The Palestinian National Authority, which Arafat headed with a police force armed by the Israelis was itself criticized for not serving the full interests of the Palestinian people. In all this time then, the Palestinian people have been without any nation, and have had limited rights, while suffering from poverty. Israel continued to increase and expand their settlements into occupied territories, giving up less and less land compared to what was promised.

Many Palestinians that are not Israeli Arabs since 1948 living in Israel do not have the right to vote, or have limited rights, while paying full taxes. For over 3 decades, the Palestinian people have been living under a military occupation.

Palestinian frustration has spilled into extremism in some cases as well. Many militant groups from Palestine and other areas of the Middle East have therefore sprung up in recent years as well as past decades, performing acts of what the West and Israel describe as terrorism and what the groups themselves justify as freedom fighting though achieving freedom through terrorist actions could arguably still be called terrorist organizations, despite claimed motives.

Suicide bombings, and past acts of terrorism have terrorized Israeli civilians, making peace harder and harder to imagine, yet it has been easy to influence and recruit the young, impressionable and angry into extremist causes. As violence continues, it seems that it will remain easy to find recruits to violent causes. In 2002, Israel started construction of a large defensive security fence in the West Bank supposedly to stop terrorists from making their way in to Israeli cities and settlements.

While it mostly seems to have worked, those large fences have drawn international criticism for going quite far into Palestinian land not Israeli land. Israel also continued controversial settlement programs in disputed areas. In June, US President George Bush stated in a speech, I call upon the Palestinian people to elect new leaders and for Israel, I challenge Israel to take concrete steps to support the emergence of a viable, credible Palestinian state.

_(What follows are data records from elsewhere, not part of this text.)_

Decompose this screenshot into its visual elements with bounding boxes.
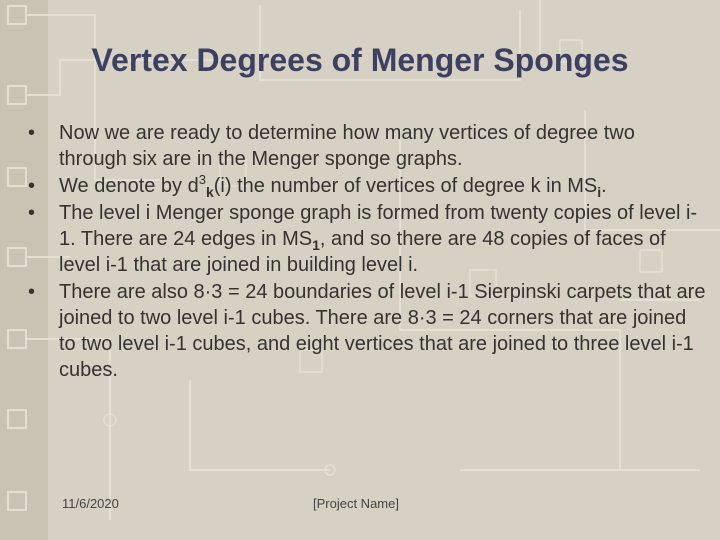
bullet-text: (i) the number of vertices of degree k in MS <box>213 175 598 197</box>
footer-project-name: [Project Name] <box>313 496 399 511</box>
bullet-marker: • <box>28 175 36 197</box>
bullet-list <box>28 120 708 384</box>
slide-title: Vertex Degrees of Menger Sponges <box>91 42 629 78</box>
bullet-text: Now we are ready to determine how many vertices of degree two through six are in the Menger sponge graphs. <box>59 122 635 170</box>
bullet-text: We denote by d <box>59 175 199 197</box>
bullet-item <box>28 173 708 199</box>
superscript: 3 <box>198 172 206 187</box>
bullet-item <box>28 279 708 383</box>
subscript: i <box>597 184 602 200</box>
subscript: k <box>205 184 214 200</box>
bullet-item <box>28 200 708 278</box>
bullet-text: The level i Menger sponge graph is formed from twenty copies of level i-1. There are 24 edges in MS <box>59 202 698 250</box>
footer-date: 11/6/2020 <box>62 496 119 511</box>
bullet-marker: • <box>28 122 36 144</box>
bullet-text: , and so there are 48 copies of faces of level i-1 that are joined in building level i. <box>59 228 666 276</box>
bullet-marker: • <box>28 281 36 303</box>
bullet-text: There are also 8·3 = 24 boundaries of level i-1 Sierpinski carpets that are joined to two level i-1 cubes. There are 8·3 = 24 corners that are joined to two level i-1 cubes, and eight vertices that are joined to three level i-1 cubes. <box>59 281 706 381</box>
subscript: 1 <box>312 237 320 253</box>
bullet-item <box>28 120 708 172</box>
bullet-marker: • <box>28 202 36 224</box>
bullet-text: . <box>601 175 607 197</box>
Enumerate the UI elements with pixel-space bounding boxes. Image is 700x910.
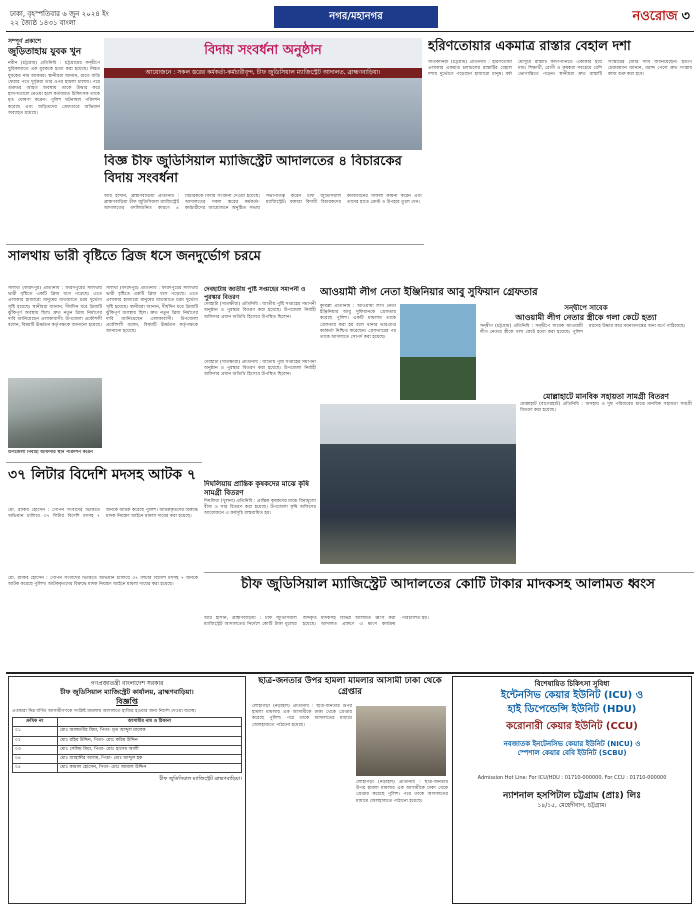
notice-body: এতদ্বারা নিম্ন বর্ণিত আসামীগণকে সংশ্লিষ্ট মামলায় আদালতে হাজির হওয়ার জন্য নির্দেশ দেওয়া যাচ্ছে।	[12, 708, 197, 714]
story-headline: সালথায় ভারী বৃষ্টিতে ব্রিজ ধসে জনদুর্ভোগ চরমে	[8, 249, 261, 264]
story-body: মো. রাকিব হোসেন : গোপন সংবাদের ভিত্তিতে অভিযান চালিয়ে ৩৭ লিটার বিদেশি মদসহ ৭ জনকে আটক করেছে পুলিশ। আটককৃতদের বিরুদ্ধে মাদক নিয়ন্ত্রণ আইনে মামলা দায়ের করা হয়েছে।	[8, 576, 198, 588]
table-row	[13, 736, 242, 745]
banner-title: বিদায় সংবর্ধনা অনুষ্ঠান	[204, 43, 322, 58]
story-saplings	[204, 286, 316, 356]
notice-col-name: আসামীর নাম ও ঠিকানা	[57, 718, 241, 727]
notice-table	[12, 717, 242, 773]
story-drugs	[204, 616, 692, 670]
section-name: নগর/মহানগর	[274, 6, 438, 28]
story-headline: বিজ্ঞ চীফ জুডিসিয়াল ম্যাজিস্ট্রেট আদালতের ৪ বিচারকের বিদায় সংবর্ধনা	[104, 154, 402, 186]
table-cell: মোঃ রহিম উদ্দিন, পিতা- মোঃ করিম উদ্দিন	[57, 736, 241, 745]
divider	[6, 462, 202, 463]
ad-hdu: হাই ডিপেন্ডেন্সি ইউনিট (HDU)	[507, 703, 637, 715]
story-body: সালথা (ফরিদপুর) প্রতিনিধি : ফরিদপুরের সালথায় ভারী বৃষ্টিতে একটি ব্রিজ ধসে পড়েছে। এতে এলাকার হাজারো মানুষের যাতায়াতে চরম দুর্ভোগ সৃষ্টি হয়েছে। স্থানীয়রা জানান, দীর্ঘদিন ধরে ব্রিজটি ঝুঁকিপূর্ণ অবস্থায় ছিল। দ্রুত নতুন ব্রিজ নির্মাণের দাবি জানিয়েছেন এলাকাবাসী। উপজেলা প্রকৌশলী বলেন, বিষয়টি ঊর্ধ্বতন কর্তৃপক্ষকে জানানো হয়েছে।	[8, 286, 102, 329]
farewell-photo	[104, 38, 422, 150]
date-gregorian: ঢাকা, বৃহস্পতিবার ৬ জুন ২০২৪ ইং	[10, 10, 109, 18]
notice-top: গণপ্রজাতন্ত্রী বাংলাদেশ সরকার	[90, 680, 164, 687]
divider	[6, 672, 694, 674]
story-student	[252, 704, 352, 904]
drugs-headline-box	[204, 576, 692, 612]
story-headline: দিঘলিয়ায় প্রান্তিক কৃষকদের মাঝে কৃষি সামগ্রী বিতরণ	[204, 480, 310, 498]
page-number: ৩	[681, 9, 690, 24]
table-cell: ০৫	[13, 764, 58, 773]
date-line	[10, 10, 109, 28]
story-body-continued: দেবহাটা (সাতক্ষীরা) প্রতিনিধি : জাতীয় পুষ্টি সপ্তাহের সমাপনী অনুষ্ঠান ও পুরস্কার বিতরণ করা হয়েছে। উপজেলা নির্বাহী অফিসার প্রধান অতিথি হিসেবে উপস্থিত ছিলেন।	[204, 360, 316, 378]
table-row	[13, 727, 242, 736]
notice-header-row	[13, 718, 242, 727]
ad-hotline: Admission Hot Line: For ICU/HDU : 01710-000000, For CCU : 01710-000000	[477, 774, 667, 781]
story-headline: ৩৭ লিটার বিদেশি মদসহ আটক ৭	[8, 467, 197, 483]
table-cell: মোঃ জাহাঙ্গীর আলম, পিতা- মোঃ আব্দুল হক	[57, 754, 241, 763]
bridge-caption	[8, 450, 198, 460]
story-body-continued: সালথা (ফরিদপুর) প্রতিনিধি : ফরিদপুরের সালথায় ভারী বৃষ্টিতে একটি ব্রিজ ধসে পড়েছে। এতে এলাকার হাজারো মানুষের যাতায়াতে চরম দুর্ভোগ সৃষ্টি হয়েছে। স্থানীয়রা জানান, দীর্ঘদিন ধরে ব্রিজটি ঝুঁকিপূর্ণ অবস্থায় ছিল। দ্রুত নতুন ব্রিজ নির্মাণের দাবি জানিয়েছেন এলাকাবাসী। উপজেলা প্রকৌশলী বলেন, বিষয়টি ঊর্ধ্বতন কর্তৃপক্ষকে জানানো হয়েছে।	[106, 286, 198, 335]
story-body-continued: লোহাগড়া (নড়াইল) প্রতিনিধি : ছাত্র-জনতার উপর হামলা মামলার এক আসামীকে ঢাকা থেকে গ্রেপ্তার করেছে পুলিশ। পরে তাকে আদালতের মাধ্যমে জেলহাজতে পাঠানো হয়েছে।	[356, 780, 448, 804]
banner-subtitle: আয়োজনে : সকল স্তরের কর্মকর্তা-কর্মচারীবৃন্দ, চীফ জুডিসিয়াল ম্যাজিস্ট্রেট আদালত, ব্রাহ্মণবাড়িয়া।	[104, 68, 422, 78]
story-body: মো. রাকিব হোসেন : গোপন সংবাদের ভিত্তিতে অভিযান চালিয়ে ৩৭ লিটার বিদেশি মদসহ ৭ জনকে আটক করেছে পুলিশ। আটককৃতদের বিরুদ্ধে মাদক নিয়ন্ত্রণ আইনে মামলা দায়ের করা হয়েছে।	[8, 508, 198, 520]
story-body: নবীন (চট্টগ্রাম) প্রতিনিধি : চট্টগ্রামের সন্দ্বীপে ছুরিকাঘাতে এক যুবককে হত্যা করা হয়েছে। নিহত যুবকের নাম আকবর। স্থানীয়রা জানান, রাতে বাড়ি ফেরার পথে দুর্বৃত্তরা তার ওপর হামলা চালায়। পরে গুরুতর আহত অবস্থায় তাকে উদ্ধার করে হাসপাতালে নেওয়া হলে কর্তব্যরত চিকিৎসক তাকে মৃত ঘোষণা করেন। পুলিশ ঘটনাস্থল পরিদর্শন করেছে এবং জড়িতদের গ্রেফতারে অভিযান অব্যাহত রয়েছে।	[8, 61, 100, 116]
bridge-headline-box	[8, 248, 422, 284]
arrest-photo	[400, 304, 476, 400]
photo-caption: উপজেলা নির্বাহী অফিসার স্থান পরিদর্শন করেন	[8, 450, 93, 455]
notice-title: বিজ্ঞপ্তি	[116, 696, 138, 706]
table-cell: মোঃ সেলিম মিয়া, পিতা- মোঃ হাসেম আলী	[57, 745, 241, 754]
court-notice	[8, 676, 246, 904]
story-body: দেবহাটা (সাতক্ষীরা) প্রতিনিধি : জাতীয় পুষ্টি সপ্তাহের সমাপনী অনুষ্ঠান ও পুরস্কার বিতরণ করা হয়েছে। উপজেলা নির্বাহী অফিসার প্রধান অতিথি হিসেবে উপস্থিত ছিলেন।	[204, 302, 316, 320]
table-cell: মোঃ কামাল হোসেন, পিতা- মোঃ জামাল উদ্দিন	[57, 764, 241, 773]
divider	[6, 244, 424, 245]
logo-text: নওরোজ	[632, 9, 678, 24]
ad-nicu: নবজাতক ইনটেনসিভ কেয়ার ইউনিট (NICU) ও	[503, 739, 641, 748]
ad-icu: ইন্টেনসিভ কেয়ার ইউনিট (ICU) ও	[500, 690, 644, 702]
farewell-headline-box	[104, 154, 422, 190]
story-farewell	[104, 194, 422, 240]
table-cell: ০২	[13, 736, 58, 745]
story-liquor	[8, 508, 198, 572]
table-cell: ০১	[13, 727, 58, 736]
story-student-more	[356, 780, 448, 904]
story-headline: জুড়িতাহায় যুবক খুন	[8, 47, 82, 58]
ad-hospital: ন্যাশনাল হসপিটাল চট্টগ্রাম (প্রাঃ) লিঃ	[502, 790, 642, 801]
story-headline: মোল্লাহাটে মানবিক সহায়তা সামগ্রী বিতরণ	[543, 392, 669, 401]
table-row	[13, 764, 242, 773]
story-body: সাতকানিয়া (চট্টগ্রাম) প্রতিনিধি : হরিণতোয়া এলাকার একমাত্র চলাচলের রাস্তাটির বেহাল দশায় দুর্ভোগে পড়েছেন হাজারো মানুষ। বর্ষা মৌসুমে রাস্তাটি কাদাপানিতে একাকার হয়ে যায়। শিক্ষার্থী, রোগী ও কৃষকরা সবচেয়ে বেশি ভোগান্তিতে পড়েন। স্থানীয়রা দ্রুত রাস্তাটি সংস্কারের জোর দাবি জানিয়েছেন। ইউপি চেয়ারম্যান জানান, বরাদ্দ পেলে দ্রুত সংস্কার কাজ শুরু করা হবে।	[428, 60, 692, 78]
story-body: দিঘলিয়া (খুলনা) প্রতিনিধি : প্রান্তিক কৃষকদের মাঝে বিনামূল্যে বীজ ও সার বিতরণ করা হয়েছে। উপজেলা কৃষি অফিসের আয়োজনে এ কর্মসূচি বাস্তবায়িত হয়।	[204, 498, 316, 517]
story-kicker: সন্দ্বীপে সাবেক	[564, 304, 608, 312]
story-body: লোহাগড়া (নড়াইল) প্রতিনিধি : ছাত্র-জনতার উপর হামলা মামলার এক আসামীকে ঢাকা থেকে গ্রেপ্তার করেছে পুলিশ। পরে তাকে আদালতের মাধ্যমে জেলহাজতে পাঠানো হয়েছে।	[252, 704, 352, 728]
arrest-headline-box	[320, 286, 692, 302]
table-cell: ০৪	[13, 754, 58, 763]
story-headline: চীফ জুডিসিয়াল ম্যাজিস্ট্রেট আদালতের কোটি টাকার মাদকসহ আলামত ধ্বংস	[241, 576, 655, 592]
newspaper-logo	[632, 8, 690, 26]
divider	[204, 572, 694, 573]
hospital-ad	[452, 676, 692, 904]
table-row	[13, 754, 242, 763]
story-road	[428, 60, 692, 282]
story-bridge-right	[106, 286, 198, 448]
story-headline: ছাত্র-জনতার উপর হামলা মামলার আসামী ঢাকা থেকে গ্রেপ্তার	[258, 676, 442, 698]
notice-signature: চীফ জুডিসিয়াল ম্যাজিস্ট্রেট ব্রাহ্মণবাড়িয়া।	[159, 776, 242, 783]
page-header	[6, 6, 694, 32]
story-bridge-left	[8, 286, 102, 374]
story-headline: আওয়ামী লীগ নেতা ইঞ্জিনিয়ার আবু সুফিয়ান গ্রেফতার	[320, 287, 538, 298]
ad-address: ১৪/১৫, মেহেদীবাগ, চট্টগ্রাম।	[537, 801, 607, 809]
story-saplings-more	[204, 360, 316, 476]
table-cell: ০৩	[13, 745, 58, 754]
story-body: মোল্লাহাট (বাগেরহাট) প্রতিনিধি : অসহায় ও দুস্থ পরিবারের মাঝে মানবিক সহায়তা সামগ্রী বিতরণ করা হয়েছে।	[520, 402, 692, 414]
notice-col-serial: ক্রমিক নং	[13, 718, 58, 727]
table-cell: মোঃ আলমগীর মিয়া, পিতা- মৃত আব্দুল মালেক	[57, 727, 241, 736]
story-arrest	[320, 304, 396, 400]
ad-ccu: করোনারী কেয়ার ইউনিট (CCU)	[506, 721, 638, 733]
date-bangla: ২২ জ্যৈষ্ঠ ১৪৩১ বাংলা	[10, 19, 76, 28]
police-photo	[320, 404, 516, 564]
story-help	[520, 392, 692, 564]
story-murder	[8, 38, 100, 240]
ad-line1: বিশেষায়িত চিকিৎসা সুবিধা	[534, 680, 610, 688]
story-body: সন্দ্বীপ (চট্টগ্রাম) প্রতিনিধি : সন্দ্বীপে সাবেক আওয়ামী লীগ নেতার স্ত্রীকে গলা কেটে হত্যা করা হয়েছে। পুলিশ মরদেহ উদ্ধার করে ময়নাতদন্তের জন্য মর্গে পাঠিয়েছে।	[480, 324, 686, 336]
story-liquor-continued	[8, 576, 198, 668]
table-row	[13, 745, 242, 754]
story-kicker: সম্পূর্ণ প্রকাশে	[8, 38, 42, 45]
notice-office: চীফ জুডিসিয়াল ম্যাজিস্ট্রেট কার্যালয়, ব্রাহ্মণবাড়িয়া।	[60, 688, 194, 697]
liquor-headline-box	[8, 466, 198, 506]
student-headline-box	[252, 676, 448, 702]
student-photo	[356, 706, 446, 776]
story-headline: দেবহাটায় জাতীয় পুষ্টি সপ্তাহের সমাপনী ও পুরস্কার বিতরণ	[204, 286, 306, 302]
bridge-photo	[8, 378, 102, 448]
ad-scbu: স্পেশাল কেয়ার বেবি ইউনিট (SCBU)	[517, 749, 627, 758]
story-body: কুমিল্লা প্রতিনিধি : আওয়ামী লীগ নেতা ইঞ্জিনিয়ার আবু সুফিয়ানকে গ্রেফতার করেছে পুলিশ। একটি মামলায় তাকে গ্রেফতার করা হয় বলে থানার ভারপ্রাপ্ত কর্মকর্তা নিশ্চিত করেছেন। গ্রেফতারের পর তাকে আদালতে সোপর্দ করা হয়েছে।	[320, 304, 396, 340]
story-body: আর হাসান, ব্রাহ্মণবাড়িয়া প্রতিনিধি : ব্রাহ্মণবাড়িয়া চীফ জুডিসিয়াল ম্যাজিস্ট্রেট আদালতের বদলিজনিত কারণে ৪ বিচারককে বিদায় সংবর্ধনা দেওয়া হয়েছে। আদালতের সকল স্তরের কর্মকর্তা-কর্মচারীদের আয়োজনে অনুষ্ঠিত সভায় সভাপতিত্ব করেন চীফ জুডিসিয়াল ম্যাজিস্ট্রেট। বক্তারা বিদায়ী বিচারকদের কর্মজীবনের সাফল্য কামনা করেন এবং তাদের হাতে ক্রেস্ট ও উপহার তুলে দেন।	[104, 194, 422, 212]
story-headline: আওয়ামী লীগ নেতার স্ত্রীকে গলা কেটে হত্যা	[515, 313, 657, 323]
story-headline: হরিণতোয়ার একমাত্র রাস্তার বেহাল দশা	[428, 39, 631, 54]
road-headline-box	[428, 38, 692, 58]
story-body: আর হাসান, ব্রাহ্মণবাড়িয়া : চীফ জুডিসিয়াল ম্যাজিস্ট্রেট আদালতের নির্দেশে কোটি টাকা মূল্যের জব্দকৃত মাদকসহ বিভিন্ন আলামত ধ্বংস করা হয়েছে। আদালত প্রাঙ্গণে এ ধ্বংস কার্যক্রম পরিচালিত হয়।	[204, 616, 429, 628]
story-aid	[480, 304, 692, 388]
story-scanner	[204, 480, 316, 570]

This was widely criticized for amounting to an open call for regime change. In 2003, Israel stepped up its campaign against Hamas, the chief organization behind the suicide attacks of recent years.

Arafat himself and his ruling fatah party are also being seen increasingly as corrupt and ineffective by Palestinians themselves. While Palestinian militants announced a ceasefire, Israel continued to assassinate militant leaders. Relative calm only lasted a few weeks, after more targetted assassination and suicide bombings. Abbas resigned soon after, seemingly frustrated by the internal politics. Ahmed Qurei replaced him, seen as more friendly to Arafat.

In 2004, Sharon announceda withdrawal of troops and settlements from the Gaza Strip, but a commitment to the largest settlements in the West Bank. On the West Bank, the security fence construction continued, despite continuing protests.

The International Criminal Court said the barrier was illegal, but Israel is not bound to it, so ignored it. Turmoil within Palestine increased as Hamas, Fatah, Islamic Jihad and others turned on each other, amid disputes on how to reform the security forces.